HOWTO extract logs from elasticsearch with logger

Why do that¶

To extract a small number of logs, for instance the result of an investigation, the punchplatform kibana plugin is better. The following method is to extract a large amount of logs on a continuous period of time with a simple query.

If you have access to PML, you should use it instead.

What to do¶

Select your data¶

To extract data from elasticsearch, we first build a topology that prints the result of the query.

{
  "tenant": "mytenant",
  "channel": "extractor",
  "name": "extractor",
  "dag": [
    {
      "type": "extraction_input",
      "settings": {
        "index": "*metricbeat*/doc",
        "query": "?q=beat.version:6*"
      },
      "storm_settings": {
        "executors": 1,
        "component": "extractor_spout",
        "publish": [
          {
            "stream": "default",
            "fields": [
              "doc"
            ]
          }
        ]
      }
    }
  ],
  "bolts": [
    {
      "type": "punchlet_node",
      "settings": {
        "punchlet_code": "{print(root:[default][doc].toJson());}"
      },
      "storm_settings": {
        "executors": 1,
        "component": punchlet_node",
        "subscribe": [
          {
            "component": "extractor_spout",
            "stream": "default"
          }
        ]
      }
    }
  ]
}

Run the topology with the command:

punchlinectl <your_topology>.json

If you don't see any data on the terminal, recheck the elasticseach_spout settings to ensure that at least one documents is found.

Then, update the punchlet_code field with the following settings:

"punchlet_code" : "{ logger().warn(root:[default][doc].toJson()); }"

Update the logger configuration¶

We recommend to start the extraction in foreground.

Backup the current log4j2-topology.xml file located in the operator library folder.

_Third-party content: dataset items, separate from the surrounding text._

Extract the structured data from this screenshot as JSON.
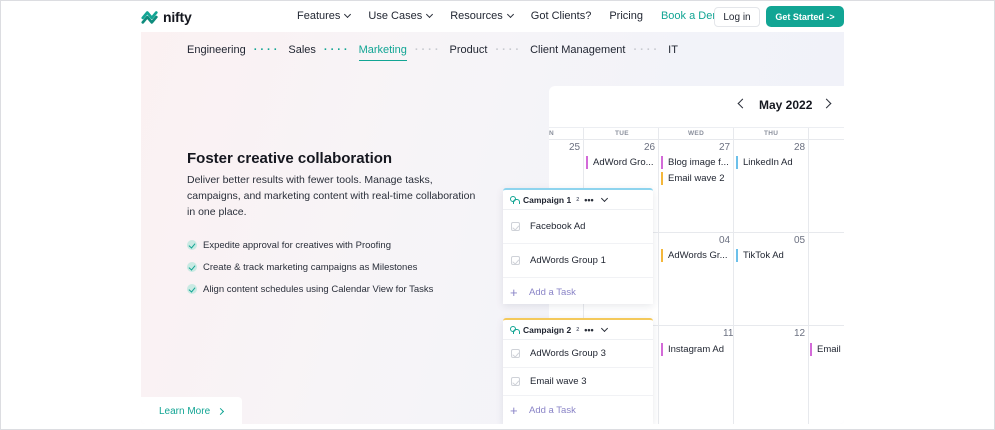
{
  "brand": {
    "name": "nifty",
    "accent": "#12a594"
  },
  "nav": {
    "items": [
      {
        "label": "Features",
        "dropdown": true
      },
      {
        "label": "Use Cases",
        "dropdown": true
      },
      {
        "label": "Resources",
        "dropdown": true
      },
      {
        "label": "Got Clients?",
        "dropdown": false
      },
      {
        "label": "Pricing",
        "dropdown": false
      },
      {
        "label": "Book a Demo",
        "dropdown": false
      }
    ],
    "login": "Log in",
    "get_started": "Get Started ->"
  },
  "tabs": [
    "Engineering",
    "Sales",
    "Marketing",
    "Product",
    "Client Management",
    "IT"
  ],
  "active_tab": "Marketing",
  "hero": {
    "title": "Foster creative collaboration",
    "description": "Deliver better results with fewer tools. Manage tasks, campaigns, and marketing content with real-time collaboration in one place.",
    "features": [
      "Expedite approval for creatives with Proofing",
      "Create & track marketing campaigns as Milestones",
      "Align content schedules using Calendar View for Tasks"
    ],
    "learn_more": "Learn More"
  },
  "calendar": {
    "month": "May 2022",
    "days_of_week": [
      "N",
      "TUE",
      "WED",
      "THU"
    ],
    "day_numbers": [
      "25",
      "26",
      "27",
      "28",
      "04",
      "05",
      "11",
      "12"
    ],
    "events": [
      {
        "label": "AdWord Gro...",
        "color": "purple"
      },
      {
        "label": "Blog image f...",
        "color": "purple"
      },
      {
        "label": "Email wave 2",
        "color": "yellow"
      },
      {
        "label": "LinkedIn Ad",
        "color": "blue"
      },
      {
        "label": "AdWords Gr...",
        "color": "yellow"
      },
      {
        "label": "TikTok Ad",
        "color": "blue"
      },
      {
        "label": "Instagram Ad",
        "color": "purple"
      },
      {
        "label": "Email",
        "color": "purple"
      }
    ]
  },
  "campaigns": [
    {
      "name": "Campaign 1",
      "count": "2",
      "tasks": [
        "Facebook Ad",
        "AdWords Group 1"
      ],
      "add_task": "Add a Task"
    },
    {
      "name": "Campaign 2",
      "count": "2",
      "tasks": [
        "AdWords Group 3",
        "Email wave 3"
      ],
      "add_task": "Add a Task"
    }
  ]
}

Depending on the platform installation, it can be found at:

standalone: <install_dir>/external/punch-operator-*/bin/log4j2-topology.xml
deployed: /data/opt/punch-operator-*/bin/log4j2-topology.xml

Now, update the previous log4j2-topology.xml file with the following settings:

fileName: path to store extracted logs
filePattern: name and pattern of archives that contains extracted logs.

Here is an example of original file only update with the new parameters. Here, the ... must be replaced with the original file content, we only removed them to be clearer.

<?xml version="1.0" encoding="UTF-8"?>
<Configuration monitorInterval="10" shutdownHook="disable">

    <properties>
        <property name="patternPunchlet">%msg%n</property>
        ...
    </properties>

    <Appenders>
        <RollingFile name="PUNCHLETLOGGER"
                     fileName="${sys:punchplatform.log.dir}/extraction/${sys:logfile.name}.json"
                     filePattern="${sys:punchplatform.log.dir}/extraction/${sys:logfile.name}.json.%i.gz">
            <PatternLayout>
                <pattern>${patternPunchlet}</pattern>
            </PatternLayout>
            <Policies>
                <SizeBasedTriggeringPolicy size="100 MB"/>
            </Policies>
            <DefaultRolloverStrategy max="1000000"/>
        </RollingFile>
        ...
    </Appenders>

    <Loggers>
        <logger name="org.thales.punch.libraries.punchlang.api.Punchlet" level="warn" additivity="false">
            <appender-ref ref="PUNCHLETLOGGER"/>
        </logger>
        ...
    </Loggers>

</Configuration>

Finally, run the extraction¶

punchlinectl <topology_name>.json

Where are the output file ?¶

For example, if you use the default parameter set in the log4j2-topology.xml above, you have to find the punchplatform.log.dir. To do so, run this command:

punchplatform-env.sh | grep PUNCHPLATFORM_LOG_DIR

From this folder, you will find your extraction files under the extraction directory. In each files, you finally get one log event per line.